For my small consultancy an accountant has advised me to take $15K for salary and leave the rest aside for dividends. According to him the $15K number is the threshold before I have to start paying taxes. In other words this way I would only need to pay taxes on the dividends.

However, as I plugged some sample numbers into the SimpleTax calculator (sorry cannot post links yet!) I noticed I may have misunderstood him. For instance when I entered $50K into the dividends box I got $3252 in taxes, but entering $15K for employment income shot up the tax amount to $7142.

I would appreciate it if someone clarified this for me.


----------



## hboy54 (Sep 16, 2016)

Hi:

You pay taxes on the totality of your income. You are on the right track. Plug in various scenarios into tax software and search for the situation that makes the most sense for you.

Hboy54


----------



## asadim (Mar 5, 2017)

Thanks Hboy54. My main confusion here is about how a measly employment income of $15K adds $4K to taxes.


----------



## redsgomarching (Mar 6, 2016)

asadim said:


> Thanks Hboy54. My main confusion here is about how a measly employment income of $15K adds $4K to taxes.


because our tax system is based off of progressive rates. 

your total taxes payable is calculated off of your total taxable income which includes income from dividends, salary, etc. however, the way your accountant is structuring your remuneration is to minimize on tax through tax credits. 

It also sounds like your dividend income is pre-gross up. assuming 38% gross up of the dividend your dividend salary is actually 48300 + 15000 employment income to give you a total of 63 300. Which is what your taxes payable is calculated on (assuming no other sources of income)


----------



## jdc (Feb 1, 2016)

Your accountant may be talking about your corporation's taxes, $15K in salary (added to other business expenses) might be the right amount to reduce your business taxes to zero.


----------



## asadim (Mar 5, 2017)

Very interesting!

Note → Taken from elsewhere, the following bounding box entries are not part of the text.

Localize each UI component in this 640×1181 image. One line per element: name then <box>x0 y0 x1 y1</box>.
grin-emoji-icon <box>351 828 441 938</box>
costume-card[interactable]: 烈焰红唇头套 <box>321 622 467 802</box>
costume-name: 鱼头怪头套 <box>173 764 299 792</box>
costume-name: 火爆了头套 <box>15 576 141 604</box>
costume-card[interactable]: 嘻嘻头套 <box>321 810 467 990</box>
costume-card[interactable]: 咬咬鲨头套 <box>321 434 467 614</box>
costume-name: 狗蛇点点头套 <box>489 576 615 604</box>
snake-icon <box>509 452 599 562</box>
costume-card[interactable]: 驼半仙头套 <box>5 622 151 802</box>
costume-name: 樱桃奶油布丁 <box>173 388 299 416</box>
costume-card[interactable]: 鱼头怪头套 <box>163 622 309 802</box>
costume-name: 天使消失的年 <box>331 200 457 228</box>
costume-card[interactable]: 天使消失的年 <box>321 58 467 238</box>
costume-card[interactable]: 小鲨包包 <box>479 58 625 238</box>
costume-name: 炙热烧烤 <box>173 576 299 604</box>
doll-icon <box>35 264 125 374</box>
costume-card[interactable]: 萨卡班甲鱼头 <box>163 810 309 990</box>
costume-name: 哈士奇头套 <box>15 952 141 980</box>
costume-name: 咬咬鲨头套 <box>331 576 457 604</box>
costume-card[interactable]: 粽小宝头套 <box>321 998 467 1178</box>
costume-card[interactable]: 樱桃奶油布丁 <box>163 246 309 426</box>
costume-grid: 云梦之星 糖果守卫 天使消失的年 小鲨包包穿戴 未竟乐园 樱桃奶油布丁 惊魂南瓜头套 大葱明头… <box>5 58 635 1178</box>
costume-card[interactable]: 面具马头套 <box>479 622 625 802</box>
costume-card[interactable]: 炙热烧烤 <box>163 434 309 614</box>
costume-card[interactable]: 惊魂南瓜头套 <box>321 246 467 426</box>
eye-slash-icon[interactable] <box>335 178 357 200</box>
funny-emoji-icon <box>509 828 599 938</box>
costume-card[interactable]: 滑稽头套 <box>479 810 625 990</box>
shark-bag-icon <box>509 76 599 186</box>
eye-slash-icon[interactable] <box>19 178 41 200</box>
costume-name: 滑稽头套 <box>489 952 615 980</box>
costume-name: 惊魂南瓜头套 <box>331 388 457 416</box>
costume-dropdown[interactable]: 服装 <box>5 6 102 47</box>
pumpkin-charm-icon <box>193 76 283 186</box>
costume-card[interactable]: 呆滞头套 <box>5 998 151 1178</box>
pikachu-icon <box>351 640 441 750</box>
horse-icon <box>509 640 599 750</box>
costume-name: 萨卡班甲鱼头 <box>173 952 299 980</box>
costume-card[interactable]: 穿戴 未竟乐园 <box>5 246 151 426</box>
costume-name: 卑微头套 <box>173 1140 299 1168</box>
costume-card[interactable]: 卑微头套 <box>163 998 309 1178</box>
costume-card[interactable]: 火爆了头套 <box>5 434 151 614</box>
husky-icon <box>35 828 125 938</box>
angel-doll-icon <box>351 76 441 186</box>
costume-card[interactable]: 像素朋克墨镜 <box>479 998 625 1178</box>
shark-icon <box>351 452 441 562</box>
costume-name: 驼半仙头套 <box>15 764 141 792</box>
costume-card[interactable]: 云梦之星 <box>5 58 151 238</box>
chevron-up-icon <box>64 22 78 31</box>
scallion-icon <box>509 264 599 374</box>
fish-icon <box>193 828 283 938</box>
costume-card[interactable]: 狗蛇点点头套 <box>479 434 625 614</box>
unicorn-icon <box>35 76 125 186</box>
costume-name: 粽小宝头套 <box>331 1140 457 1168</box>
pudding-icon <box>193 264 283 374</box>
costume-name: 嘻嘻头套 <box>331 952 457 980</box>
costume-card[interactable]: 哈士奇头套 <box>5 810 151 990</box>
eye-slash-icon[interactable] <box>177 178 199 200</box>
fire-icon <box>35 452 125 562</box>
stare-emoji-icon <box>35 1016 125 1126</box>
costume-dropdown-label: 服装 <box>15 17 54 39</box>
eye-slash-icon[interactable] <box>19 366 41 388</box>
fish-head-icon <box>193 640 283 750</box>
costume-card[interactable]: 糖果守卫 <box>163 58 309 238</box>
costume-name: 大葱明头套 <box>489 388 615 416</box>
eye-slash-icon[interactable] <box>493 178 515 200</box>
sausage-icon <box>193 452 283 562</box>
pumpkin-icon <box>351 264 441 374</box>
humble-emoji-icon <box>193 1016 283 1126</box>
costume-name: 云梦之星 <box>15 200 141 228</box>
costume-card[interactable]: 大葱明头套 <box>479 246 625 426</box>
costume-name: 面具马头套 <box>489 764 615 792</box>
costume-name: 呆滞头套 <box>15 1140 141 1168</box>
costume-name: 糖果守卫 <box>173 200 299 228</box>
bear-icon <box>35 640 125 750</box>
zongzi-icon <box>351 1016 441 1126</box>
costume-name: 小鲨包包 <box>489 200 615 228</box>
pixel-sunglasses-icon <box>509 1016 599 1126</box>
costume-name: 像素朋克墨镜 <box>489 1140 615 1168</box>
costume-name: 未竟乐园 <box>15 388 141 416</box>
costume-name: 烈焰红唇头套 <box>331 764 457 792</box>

Are you saying by expensing the salary the tax that it incurs can be neutralized? That way would it be possible to end up with lower taxes compared to a $0 salary (and all dividends)?



redsgomarching said:


> because our tax system is based off of progressive rates.
> 
> It also sounds like your dividend income is pre-gross up. assuming 38% gross up of the dividend your dividend salary is actually 48300 + 15000 employment income to give you a total of 63 300. Which is what your taxes payable is calculated on (assuming no other sources of income)


Appreciate the clarification, redsgomarching. Do I need to enter the post- or pre-gross up of the dividend into my tax software?


----------